Он шел не разбирая дороги, прямо по лужам, и дико озирался по сторонам, словно искал, на ком сорвать зло. «Не человека ты вырастил, а скотину...», – беззвучно шептали его побледневшие от ярости губы.
Так пришел он в дом своего старшего брата и, раззуваясь на пороге, внимательно оглядел обувь, расставленную на старой клеенке. Полуботинки, след которых он только что видел у клуба, стояли среди прочей обуви тщательно вычищенные, словно в них неделю не выходили из дому. Он взял правый ботинок, внимательно осмотрел каблук. Нет, этот скошеный каблук ни с чем не спутаешь! Кровь ударила ему в голову, рывком распахнул он дверь и тотчас взгляд его уперся в сияющую рожу Умыта1, который, лежа на подмятой под бок подушке, чаевничал рядом с отцом.
Увидев свои ботинки, Умыт побледнел, настроение его сразу испортилось, он суетливо вскочил и с протянутыми вперед руками бросился встречать гостя.
– О-о, дядя Клыч!
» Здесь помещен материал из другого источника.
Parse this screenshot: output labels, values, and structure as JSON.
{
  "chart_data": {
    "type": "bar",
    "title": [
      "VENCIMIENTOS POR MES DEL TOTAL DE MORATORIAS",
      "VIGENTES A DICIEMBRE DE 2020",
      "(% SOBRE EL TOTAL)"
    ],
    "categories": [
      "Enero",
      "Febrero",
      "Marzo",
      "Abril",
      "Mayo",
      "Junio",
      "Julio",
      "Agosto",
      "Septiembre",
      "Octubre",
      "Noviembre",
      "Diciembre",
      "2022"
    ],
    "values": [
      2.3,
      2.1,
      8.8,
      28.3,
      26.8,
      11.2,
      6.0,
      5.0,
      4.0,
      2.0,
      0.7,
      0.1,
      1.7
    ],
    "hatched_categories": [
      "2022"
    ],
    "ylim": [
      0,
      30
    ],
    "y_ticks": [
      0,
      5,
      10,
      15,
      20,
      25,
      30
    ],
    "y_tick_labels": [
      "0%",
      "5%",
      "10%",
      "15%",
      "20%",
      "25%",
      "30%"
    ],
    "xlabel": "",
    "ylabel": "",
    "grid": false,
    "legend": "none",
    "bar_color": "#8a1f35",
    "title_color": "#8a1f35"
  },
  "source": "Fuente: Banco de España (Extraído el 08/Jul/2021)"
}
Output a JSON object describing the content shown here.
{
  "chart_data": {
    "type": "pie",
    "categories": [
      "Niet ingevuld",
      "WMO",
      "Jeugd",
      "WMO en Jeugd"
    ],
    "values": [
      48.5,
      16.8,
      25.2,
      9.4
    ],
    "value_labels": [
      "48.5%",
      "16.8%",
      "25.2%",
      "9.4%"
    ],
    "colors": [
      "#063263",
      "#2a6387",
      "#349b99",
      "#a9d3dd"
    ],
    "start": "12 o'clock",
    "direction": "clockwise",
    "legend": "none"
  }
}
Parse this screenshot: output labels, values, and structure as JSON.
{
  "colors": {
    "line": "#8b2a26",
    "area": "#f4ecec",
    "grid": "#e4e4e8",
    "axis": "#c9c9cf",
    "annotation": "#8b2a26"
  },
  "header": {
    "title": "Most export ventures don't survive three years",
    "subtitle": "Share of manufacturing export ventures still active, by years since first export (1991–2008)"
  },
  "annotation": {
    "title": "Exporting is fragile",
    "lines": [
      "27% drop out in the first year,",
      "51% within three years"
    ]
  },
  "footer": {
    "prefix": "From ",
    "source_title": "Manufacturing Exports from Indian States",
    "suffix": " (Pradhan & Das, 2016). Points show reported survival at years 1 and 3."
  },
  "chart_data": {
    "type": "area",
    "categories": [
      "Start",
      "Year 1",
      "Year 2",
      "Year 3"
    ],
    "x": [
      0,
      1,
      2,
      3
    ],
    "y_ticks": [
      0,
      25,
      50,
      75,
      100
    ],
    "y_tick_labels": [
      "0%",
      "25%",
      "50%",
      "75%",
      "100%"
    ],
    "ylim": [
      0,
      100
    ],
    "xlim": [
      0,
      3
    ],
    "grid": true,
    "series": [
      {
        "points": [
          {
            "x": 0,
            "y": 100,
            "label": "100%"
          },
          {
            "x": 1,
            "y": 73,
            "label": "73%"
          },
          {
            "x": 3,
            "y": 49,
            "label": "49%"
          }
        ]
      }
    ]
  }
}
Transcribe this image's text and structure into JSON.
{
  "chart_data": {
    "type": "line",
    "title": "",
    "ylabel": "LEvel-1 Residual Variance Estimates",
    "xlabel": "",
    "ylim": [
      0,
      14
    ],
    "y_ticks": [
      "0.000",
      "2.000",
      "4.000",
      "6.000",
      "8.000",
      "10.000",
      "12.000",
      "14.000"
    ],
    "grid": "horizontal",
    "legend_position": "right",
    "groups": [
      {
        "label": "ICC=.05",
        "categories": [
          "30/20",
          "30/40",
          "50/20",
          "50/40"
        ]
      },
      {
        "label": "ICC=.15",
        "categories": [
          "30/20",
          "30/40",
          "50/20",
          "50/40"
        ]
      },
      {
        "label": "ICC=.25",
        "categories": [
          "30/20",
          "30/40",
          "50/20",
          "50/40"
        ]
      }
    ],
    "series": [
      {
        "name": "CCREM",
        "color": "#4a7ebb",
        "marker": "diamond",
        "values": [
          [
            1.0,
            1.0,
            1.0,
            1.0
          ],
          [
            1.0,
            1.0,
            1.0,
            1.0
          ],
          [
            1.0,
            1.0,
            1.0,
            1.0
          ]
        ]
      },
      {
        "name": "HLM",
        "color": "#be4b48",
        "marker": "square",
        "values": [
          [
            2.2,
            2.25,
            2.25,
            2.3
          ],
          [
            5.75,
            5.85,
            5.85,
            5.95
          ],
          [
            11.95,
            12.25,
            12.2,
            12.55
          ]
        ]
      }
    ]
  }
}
Салам аллейкум, дядя Клыч! Проходите, садитесь рядом с папой. Я сейчас принесу чай. Мама, что дяде Клычу постелить? Где волчья шкура, что дядя Клыч нам подарил? Сейчас, дядя Клыч, принесу.
Клыч тяжелыми шагами приблизился к что-то еще тараторящему племянику, схватил его за шиворот.
– Ты, свинья... свинья, понимаешь!.. – Он как следует тряхнул Умыта, должно быть чтобы его слова лучше дошли до побледневшего от страха подростка. – Чего тебе, свинья, не хватает? От жиру бесишься.
– Дядя Клыч, да что случилось?
– Сам знаешь! Обманщиком меня, свинья, сделать хочешь?
– Материнским молоком клянусь!..
– Не поминай больше материнского молока, свинья ты этакая, а то я разом из тебя дух вышибу! – и он снова тряхнул Умыта так, что у того голова дернулась из стороны в сторону, словно у матерчатой куклы.
– Ты что делаешь? Убивают! – заголосила Гюлле-эдже и с неожиданным для этой полной женщины проворством с кулаками бросилась на деверя. – Отпусти моего сына. Не смей его бить! Сначали своих детей роди, а потом руки распускай!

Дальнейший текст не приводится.